Nine earthquakes ranging in magnitude from 1.6 to 3.6 rattled North Texas over a period of less than 24 hours late Tuesday and early Wednesday.
The U.S. Geological Survey recorded the temblors in the Dallas suburb of Irving. No major damage or injuries were reported.
The first earthquake, a magnitude 2.3, hit around 7:37 a.m. local time Tuesday and was centered near the former site of Texas Stadium, once home of the Dallas Cowboys.
KDFW viewers reported feeling a stronger, magnitude 3.5 earthquake at around 3:10 p.m. that was felt in Irving, Dallas, Mesquite, Arlington and Coppell. That quake was followed by the strongest in the area in recent weeks -- a magnitude 3.6 temblor just minutes before 7 p.m.
The fourth quake, a magnitude 2.9, hit at 8:11 p.m., with the fifth, a magnitude 2.7, happening just a minute later at 8:12 p.m.
They were followed by the sixth, a magnitude 1.7 quake at 9:54 p.m., a magnitude 2.4 at 10:05 p.m., and a magnitude 1.6 at 11:02 p.m. The ninth confirmed earthquake, a magnitude 3.1, occurred at 12:59 a.m. Wednesday. With the exception of the sixth earthquake, all of the temblors were centered in Irving.
A total of 25 quakes that have shaken North Texas since late October.
Southern Methodist University seismologists began installing equipment Monday to monitor the recent quakes.
Before 2008, there had been only one reported earthquake in what's called the Fort Worth Basin. Since 2008, there have been more than 100 in North Texas, which has led some to wonder if an increase in fracking is related to the uptick.
SMU seismologist Dr. Brian Stump told KDFW that is not yet part of the discussion, but disposed wastewater is not being ruled out.

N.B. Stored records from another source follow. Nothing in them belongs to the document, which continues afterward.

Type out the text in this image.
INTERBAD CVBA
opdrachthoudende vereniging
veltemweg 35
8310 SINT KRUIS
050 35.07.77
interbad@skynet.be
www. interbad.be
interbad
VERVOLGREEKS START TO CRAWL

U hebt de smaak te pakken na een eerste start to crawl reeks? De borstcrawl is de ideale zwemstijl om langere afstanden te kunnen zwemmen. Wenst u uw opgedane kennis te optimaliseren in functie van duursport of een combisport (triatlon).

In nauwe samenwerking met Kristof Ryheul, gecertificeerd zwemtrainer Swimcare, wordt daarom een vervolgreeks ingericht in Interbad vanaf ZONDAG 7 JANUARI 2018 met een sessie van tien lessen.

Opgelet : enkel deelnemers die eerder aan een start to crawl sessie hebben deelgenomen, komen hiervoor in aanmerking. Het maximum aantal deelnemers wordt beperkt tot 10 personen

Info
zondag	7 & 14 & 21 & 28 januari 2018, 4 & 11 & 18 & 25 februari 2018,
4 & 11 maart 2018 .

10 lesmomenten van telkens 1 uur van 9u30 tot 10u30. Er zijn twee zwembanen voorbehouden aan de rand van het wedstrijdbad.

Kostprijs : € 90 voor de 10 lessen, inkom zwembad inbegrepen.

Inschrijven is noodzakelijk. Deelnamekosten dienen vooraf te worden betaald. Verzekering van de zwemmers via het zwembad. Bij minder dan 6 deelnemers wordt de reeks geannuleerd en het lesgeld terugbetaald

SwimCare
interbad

"When they recover the oil and gas, there's fluids with ... there's water with that, and they have to separate the water, and then they have to dispose of the water,” said Stump. "Historically, it has shown that in some places that they've triggered small to moderate earthquakes."
For many, Tuesday's quakes were the first they'd ever felt.

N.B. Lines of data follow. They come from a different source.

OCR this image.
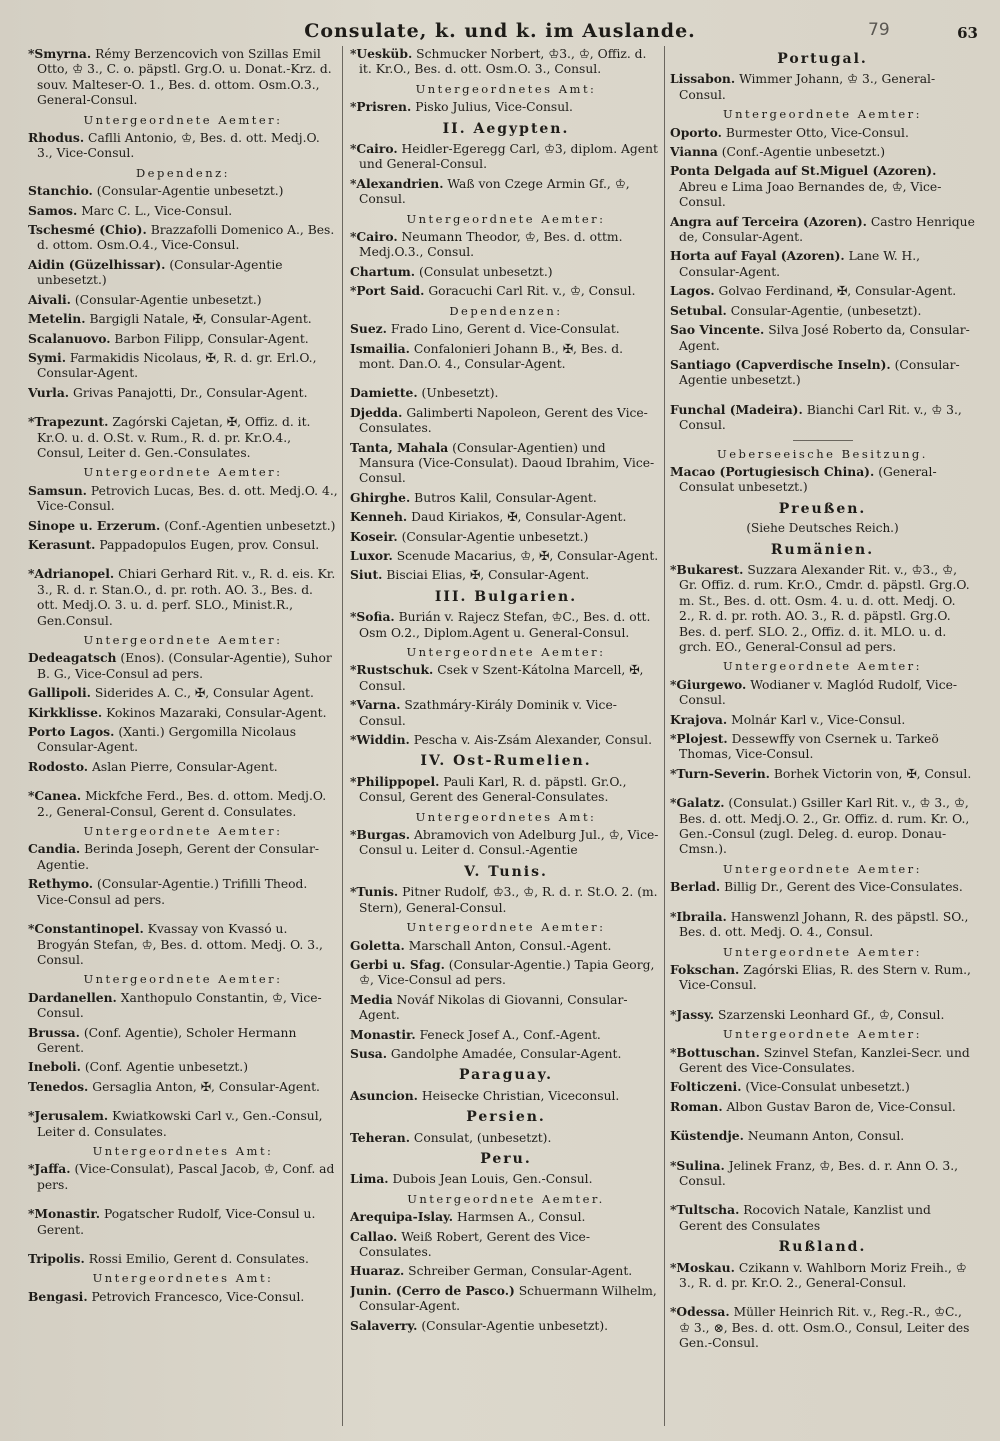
Consulate, k. und k. im Auslande.	79	63
*Smyrna. Rémy Berzencovich von Szillas Emil Otto, ♔ 3., C. o. päpstl. Grg.O. u. Donat.-Krz. d. souv. Malteser-O. 1., Bes. d. ottom. Osm.O.3., General-Consul.
Untergeordnete Aemter:
Rhodus. Caflli Antonio, ♔, Bes. d. ott. Medj.O. 3., Vice-Consul.
Dependenz:
Stanchio. (Consular-Agentie unbesetzt.)
Samos. Marc C. L., Vice-Consul.
Tschesmé (Chio). Brazzafolli Domenico A., Bes. d. ottom. Osm.O.4., Vice-Consul.
Aidin (Güzelhissar). (Consular-Agentie unbesetzt.)
Aivali. (Consular-Agentie unbesetzt.)
Metelin. Bargigli Natale, ✠, Consular-Agent.
Scalanuovo. Barbon Filipp, Consular-Agent.
Symi. Farmakidis Nicolaus, ✠, R. d. gr. Erl.O., Consular-Agent.
Vurla. Grivas Panajotti, Dr., Consular-Agent.
*Trapezunt. Zagórski Cajetan, ✠, Offiz. d. it. Kr.O. u. d. O.St. v. Rum., R. d. pr. Kr.O.4., Consul, Leiter d. Gen.-Consulates.
Untergeordnete Aemter:
Samsun. Petrovich Lucas, Bes. d. ott. Medj.O. 4., Vice-Consul.
Sinope u. Erzerum. (Conf.-Agentien unbesetzt.)
Kerasunt. Pappadopulos Eugen, prov. Consul.
*Adrianopel. Chiari Gerhard Rit. v., R. d. eis. Kr. 3., R. d. r. Stan.O., d. pr. roth. AO. 3., Bes. d. ott. Medj.O. 3. u. d. perf. SLO., Minist.R., Gen.Consul.
Untergeordnete Aemter:
Dedeagatsch (Enos). (Consular-Agentie), Suhor B. G., Vice-Consul ad pers.
Gallipoli. Siderides A. C., ✠, Consular Agent.
Kirkklisse. Kokinos Mazaraki, Consular-Agent.
Porto Lagos. (Xanti.) Gergomilla Nicolaus Consular-Agent.
Rodosto. Aslan Pierre, Consular-Agent.
*Canea. Mickfche Ferd., Bes. d. ottom. Medj.O. 2., General-Consul, Gerent d. Consulates.
Untergeordnete Aemter:
Candia. Berinda Joseph, Gerent der Consular-Agentie.
Rethymo. (Consular-Agentie.) Trifilli Theod. Vice-Consul ad pers.
*Constantinopel. Kvassay von Kvassó u. Brogyán Stefan, ♔, Bes. d. ottom. Medj. O. 3., Consul.
Untergeordnete Aemter:
Dardanellen. Xanthopulo Constantin, ♔, Vice-Consul.
Brussa. (Conf. Agentie), Scholer Hermann Gerent.
Ineboli. (Conf. Agentie unbesetzt.)
Tenedos. Gersaglia Anton, ✠, Consular-Agent.
*Jerusalem. Kwiatkowski Carl v., Gen.-Consul, Leiter d. Consulates.
Untergeordnetes Amt:
*Jaffa. (Vice-Consulat), Pascal Jacob, ♔, Conf. ad pers.
*Monastir. Pogatscher Rudolf, Vice-Consul u. Gerent.
Tripolis. Rossi Emilio, Gerent d. Consulates.
Untergeordnetes Amt:
Bengasi. Petrovich Francesco, Vice-Consul.
*Uesküb. Schmucker Norbert, ♔3., ♔, Offiz. d. it. Kr.O., Bes. d. ott. Osm.O. 3., Consul.
Untergeordnetes Amt:
*Prisren. Pisko Julius, Vice-Consul.
II. Aegypten.
*Cairo. Heidler-Egeregg Carl, ♔3, diplom. Agent und General-Consul.
*Alexandrien. Waß von Czege Armin Gf., ♔, Consul.
Untergeordnete Aemter:
*Cairo. Neumann Theodor, ♔, Bes. d. ottm. Medj.O.3., Consul.
Chartum. (Consulat unbesetzt.)
*Port Said. Goracuchi Carl Rit. v., ♔, Consul.
Dependenzen:
Suez. Frado Lino, Gerent d. Vice-Consulat.
Ismailia. Confalonieri Johann B., ✠, Bes. d. mont. Dan.O. 4., Consular-Agent.
Damiette. (Unbesetzt).
Djedda. Galimberti Napoleon, Gerent des Vice-Consulates.
Tanta, Mahala (Consular-Agentien) und Mansura (Vice-Consulat). Daoud Ibrahim, Vice-Consul.
Ghirghe. Butros Kalil, Consular-Agent.
Kenneh. Daud Kiriakos, ✠, Consular-Agent.
Koseir. (Consular-Agentie unbesetzt.)
Luxor. Scenude Macarius, ♔, ✠, Consular-Agent.
Siut. Bisciai Elias, ✠, Consular-Agent.
III. Bulgarien.
*Sofia. Burián v. Rajecz Stefan, ♔C., Bes. d. ott. Osm O.2., Diplom.Agent u. General-Consul.
Untergeordnete Aemter:
*Rustschuk. Csek v Szent-Kátolna Marcell, ✠, Consul.
*Varna. Szathmáry-Király Dominik v. Vice-Consul.
*Widdin. Pescha v. Ais-Zsám Alexander, Consul.
IV. Ost-Rumelien.
*Philippopel. Pauli Karl, R. d. päpstl. Gr.O., Consul, Gerent des General-Consulates.
Untergeordnetes Amt:
*Burgas. Abramovich von Adelburg Jul., ♔, Vice-Consul u. Leiter d. Consul.-Agentie
V. Tunis.
*Tunis. Pitner Rudolf, ♔3., ♔, R. d. r. St.O. 2. (m. Stern), General-Consul.
Untergeordnete Aemter:
Goletta. Marschall Anton, Consul.-Agent.
Gerbi u. Sfag. (Consular-Agentie.) Tapia Georg, ♔, Vice-Consul ad pers.
Media Nováf Nikolas di Giovanni, Consular-Agent.
Monastir. Feneck Josef A., Conf.-Agent.
Susa. Gandolphe Amadée, Consular-Agent.
Paraguay.
Asuncion. Heisecke Christian, Viceconsul.
Persien.
Teheran. Consulat, (unbesetzt).
Peru.
Lima. Dubois Jean Louis, Gen.-Consul.
Untergeordnete Aemter.
Arequipa-Islay. Harmsen A., Consul.
Callao. Weiß Robert, Gerent des Vice-Consulates.
Huaraz. Schreiber German, Consular-Agent.
Junin. (Cerro de Pasco.) Schuermann Wilhelm, Consular-Agent.
Salaverry. (Consular-Agentie unbesetzt).
Portugal.
Lissabon. Wimmer Johann, ♔ 3., General-Consul.
Untergeordnete Aemter:
Oporto. Burmester Otto, Vice-Consul.
Vianna (Conf.-Agentie unbesetzt.)
Ponta Delgada auf St.Miguel (Azoren). Abreu e Lima Joao Bernandes de, ♔, Vice-Consul.
Angra auf Terceira (Azoren). Castro Henrique de, Consular-Agent.
Horta auf Fayal (Azoren). Lane W. H., Consular-Agent.
Lagos. Golvao Ferdinand, ✠, Consular-Agent.
Setubal. Consular-Agentie, (unbesetzt).
Sao Vincente. Silva José Roberto da, Consular-Agent.
Santiago (Capverdische Inseln). (Consular-Agentie unbesetzt.)
Funchal (Madeira). Bianchi Carl Rit. v., ♔ 3., Consul.
Ueberseeische Besitzung.
Macao (Portugiesisch China). (General-Consulat unbesetzt.)
Preußen.
(Siehe Deutsches Reich.)
Rumänien.
*Bukarest. Suzzara Alexander Rit. v., ♔3., ♔, Gr. Offiz. d. rum. Kr.O., Cmdr. d. päpstl. Grg.O. m. St., Bes. d. ott. Osm. 4. u. d. ott. Medj. O. 2., R. d. pr. roth. AO. 3., R. d. päpstl. Grg.O. Bes. d. perf. SLO. 2., Offiz. d. it. MLO. u. d. grch. EO., General-Consul ad pers.
Untergeordnete Aemter:
*Giurgewo. Wodianer v. Maglód Rudolf, Vice-Consul.
Krajova. Molnár Karl v., Vice-Consul.
*Plojest. Dessewffy von Csernek u. Tarkeö Thomas, Vice-Consul.
*Turn-Severin. Borhek Victorin von, ✠, Consul.
*Galatz. (Consulat.) Gsiller Karl Rit. v., ♔ 3., ♔, Bes. d. ott. Medj.O. 2., Gr. Offiz. d. rum. Kr. O., Gen.-Consul (zugl. Deleg. d. europ. Donau-Cmsn.).
Untergeordnete Aemter:
Berlad. Billig Dr., Gerent des Vice-Consulates.
*Ibraila. Hanswenzl Johann, R. des päpstl. SO., Bes. d. ott. Medj. O. 4., Consul.
Untergeordnete Aemter:
Fokschan. Zagórski Elias, R. des Stern v. Rum., Vice-Consul.
*Jassy. Szarzenski Leonhard Gf., ♔, Consul.
Untergeordnete Aemter:
*Bottuschan. Szinvel Stefan, Kanzlei-Secr. und Gerent des Vice-Consulates.
Folticzeni. (Vice-Consulat unbesetzt.)
Roman. Albon Gustav Baron de, Vice-Consul.
Küstendje. Neumann Anton, Consul.
*Sulina. Jelinek Franz, ♔, Bes. d. r. Ann O. 3., Consul.
*Tultscha. Rocovich Natale, Kanzlist und Gerent des Consulates
Rußland.
*Moskau. Czikann v. Wahlborn Moriz Freih., ♔ 3., R. d. pr. Kr.O. 2., General-Consul.
*Odessa. Müller Heinrich Rit. v., Reg.-R., ♔C., ♔ 3., ⊗, Bes. d. ott. Osm.O., Consul, Leiter des Gen.-Consul.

"Actually, it was real scary, though,” said Marty Livingston, who felt the quake. “Everybody was sitting in their chair. All of a sudden, you start swaying backwards and forward. And, you know, for people here, that's the first time being in one. So that kind of freaked everybody out a little bit.”
Gloria Tinner has felt earlier quakes in Irving, but Tuesday afternoon's was different.
"It was harder than normal and lasted a little bit longer and rumbled, like everything…the walls, the floor, it shook,” said Tinner. "I want to know what's the cause of it. What's going on? Why's this happening? It shouldn't be happening here."
The Associated Press contributed to this report.